REPUBLIKA.CO.ID, JAKARTA -- Gubernur Banten, Ratu Atut Chosiyah dinilai telah kehilangan legitimasi dari publik. Pernyataan itu diungkapkan pengamat ekonomi politik dari Universitas Sultan Ageng Tirtayasa, Banten, Dahnil Anzar.
Dahnil berkata, ketidakpercayaan masyarakat Banten kepada gubernurnya lantaran mereka telah lama merasa dikecewakan. Kekecewan itu datang atas perilaku Atut yang diduga melakukan praktik dinasti rente dan korupsi di Bumi Para Jawara itu.
"Atut telah kehilangan legitimasi dari publik sebagai Gubernur Banten, publik tidak percaya lagi dengan Atut," katanya kepada ROL, Kamis (19/12) petang.
Karena telah kehilangan legitimasi dari rakyatnya sendiri, lanjut Dahnil, Atut diminta secara 'legowo' meletakkan jabatan Gubernur Banten. Hal itu dirasa akan lebih baik demi kepentingan publik yang lebih luas.

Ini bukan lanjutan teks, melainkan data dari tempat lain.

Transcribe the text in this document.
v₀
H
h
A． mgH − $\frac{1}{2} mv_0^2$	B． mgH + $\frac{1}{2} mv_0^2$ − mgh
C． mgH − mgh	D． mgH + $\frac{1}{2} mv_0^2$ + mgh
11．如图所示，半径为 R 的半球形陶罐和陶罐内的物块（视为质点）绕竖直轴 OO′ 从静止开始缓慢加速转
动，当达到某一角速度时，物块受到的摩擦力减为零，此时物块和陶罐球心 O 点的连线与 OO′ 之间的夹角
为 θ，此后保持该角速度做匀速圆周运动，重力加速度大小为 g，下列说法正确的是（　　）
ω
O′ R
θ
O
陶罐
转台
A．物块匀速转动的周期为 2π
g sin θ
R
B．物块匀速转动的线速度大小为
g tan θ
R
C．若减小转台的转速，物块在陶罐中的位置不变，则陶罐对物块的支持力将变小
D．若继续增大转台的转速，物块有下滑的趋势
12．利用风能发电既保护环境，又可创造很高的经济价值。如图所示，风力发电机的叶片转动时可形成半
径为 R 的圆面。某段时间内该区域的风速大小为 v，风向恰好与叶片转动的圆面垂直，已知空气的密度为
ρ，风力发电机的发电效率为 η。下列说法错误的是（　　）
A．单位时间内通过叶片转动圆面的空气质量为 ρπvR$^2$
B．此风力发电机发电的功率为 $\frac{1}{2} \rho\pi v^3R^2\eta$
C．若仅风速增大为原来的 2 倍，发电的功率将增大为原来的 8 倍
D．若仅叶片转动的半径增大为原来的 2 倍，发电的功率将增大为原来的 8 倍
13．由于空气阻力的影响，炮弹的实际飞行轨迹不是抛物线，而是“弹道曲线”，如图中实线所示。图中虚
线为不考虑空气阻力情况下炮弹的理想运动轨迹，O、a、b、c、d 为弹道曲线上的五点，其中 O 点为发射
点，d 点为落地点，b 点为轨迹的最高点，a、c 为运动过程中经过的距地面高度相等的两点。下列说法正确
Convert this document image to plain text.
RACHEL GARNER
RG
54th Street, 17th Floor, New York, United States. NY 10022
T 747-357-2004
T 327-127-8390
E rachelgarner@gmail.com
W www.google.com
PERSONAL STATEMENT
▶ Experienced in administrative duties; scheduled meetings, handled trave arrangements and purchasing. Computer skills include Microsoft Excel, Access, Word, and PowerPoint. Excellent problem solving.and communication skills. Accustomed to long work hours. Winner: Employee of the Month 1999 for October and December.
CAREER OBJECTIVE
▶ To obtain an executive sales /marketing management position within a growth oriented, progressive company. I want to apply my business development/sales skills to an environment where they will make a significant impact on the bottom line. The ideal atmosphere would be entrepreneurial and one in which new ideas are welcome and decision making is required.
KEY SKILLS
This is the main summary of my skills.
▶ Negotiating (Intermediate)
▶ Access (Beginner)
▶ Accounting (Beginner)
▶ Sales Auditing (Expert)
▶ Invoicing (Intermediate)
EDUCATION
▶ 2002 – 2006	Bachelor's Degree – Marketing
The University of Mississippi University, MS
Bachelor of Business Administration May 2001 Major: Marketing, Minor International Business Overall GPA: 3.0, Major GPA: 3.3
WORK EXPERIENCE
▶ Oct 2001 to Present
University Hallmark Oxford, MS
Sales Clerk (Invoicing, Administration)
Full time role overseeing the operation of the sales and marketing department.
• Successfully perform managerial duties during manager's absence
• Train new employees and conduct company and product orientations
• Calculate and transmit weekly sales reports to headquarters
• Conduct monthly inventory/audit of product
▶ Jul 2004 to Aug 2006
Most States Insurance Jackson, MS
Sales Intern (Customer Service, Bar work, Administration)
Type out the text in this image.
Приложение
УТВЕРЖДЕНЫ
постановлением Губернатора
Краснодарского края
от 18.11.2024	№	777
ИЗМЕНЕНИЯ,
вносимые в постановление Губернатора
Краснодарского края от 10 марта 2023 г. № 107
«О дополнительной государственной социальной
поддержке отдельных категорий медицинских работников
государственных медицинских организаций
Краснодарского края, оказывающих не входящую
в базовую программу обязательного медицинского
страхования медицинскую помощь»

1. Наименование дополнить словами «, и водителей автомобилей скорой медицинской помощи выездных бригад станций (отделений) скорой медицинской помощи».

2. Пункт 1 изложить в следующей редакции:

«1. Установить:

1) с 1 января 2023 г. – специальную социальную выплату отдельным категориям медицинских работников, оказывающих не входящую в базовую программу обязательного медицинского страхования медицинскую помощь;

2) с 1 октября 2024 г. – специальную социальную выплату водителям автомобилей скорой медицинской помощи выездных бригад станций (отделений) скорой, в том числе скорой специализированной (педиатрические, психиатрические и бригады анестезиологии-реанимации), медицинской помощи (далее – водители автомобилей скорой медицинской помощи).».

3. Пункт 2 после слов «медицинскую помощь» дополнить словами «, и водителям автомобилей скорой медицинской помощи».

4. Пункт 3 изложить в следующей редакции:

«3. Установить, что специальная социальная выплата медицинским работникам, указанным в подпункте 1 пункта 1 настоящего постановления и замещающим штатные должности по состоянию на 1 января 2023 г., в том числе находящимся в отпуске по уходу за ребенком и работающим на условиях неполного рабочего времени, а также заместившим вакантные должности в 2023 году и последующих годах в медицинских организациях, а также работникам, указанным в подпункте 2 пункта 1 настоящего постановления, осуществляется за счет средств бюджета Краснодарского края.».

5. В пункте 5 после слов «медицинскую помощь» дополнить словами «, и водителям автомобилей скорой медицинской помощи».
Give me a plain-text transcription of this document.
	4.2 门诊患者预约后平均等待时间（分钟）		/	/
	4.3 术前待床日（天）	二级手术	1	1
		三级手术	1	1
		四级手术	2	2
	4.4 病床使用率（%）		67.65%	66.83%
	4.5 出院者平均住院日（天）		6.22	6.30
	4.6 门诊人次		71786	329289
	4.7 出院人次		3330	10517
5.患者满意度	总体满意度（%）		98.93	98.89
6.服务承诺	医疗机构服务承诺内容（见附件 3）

Menurut Dahnil, tidak maksimalnya Atut dalam menjalankan tugasnya sebagai gubernur, membuat rakyat akan semakin dirugikan. "Tugas-tugas penting jadi terabaikan. Sebut saja pelantikan Wali Kota Tangerang yang sudah dibatalkan lima kali," ujarnya.
Dengan mengundurkan diri, lanjut Dahnil, putri Tubagus Chasan Shohib itu justru akan menyelamatkan citranya dari tuduhan tidak baik yang dialamatkan kepadanya.
"Dengan mengambil sikap mundur saya kira Atut memberikan contoh baik kepada publik ditengah berbagai tuduhan tidak baik yang mengarah kepada dia," katanya mengakhiri.
Atut ditetapkan sebagai tersangka dalam kasus suap Pemilukada Lebak, Banten. Dalam kasus ini, Tubagus Chaeri Wardhana (Wawan) yang tak lain adalah adik kandung Ratu Atut juga telah ditetapkan sebagai tersangka. Kasus ini juga menyeret mantan ketua Mahkamah Konstitusi Akil Mochtar.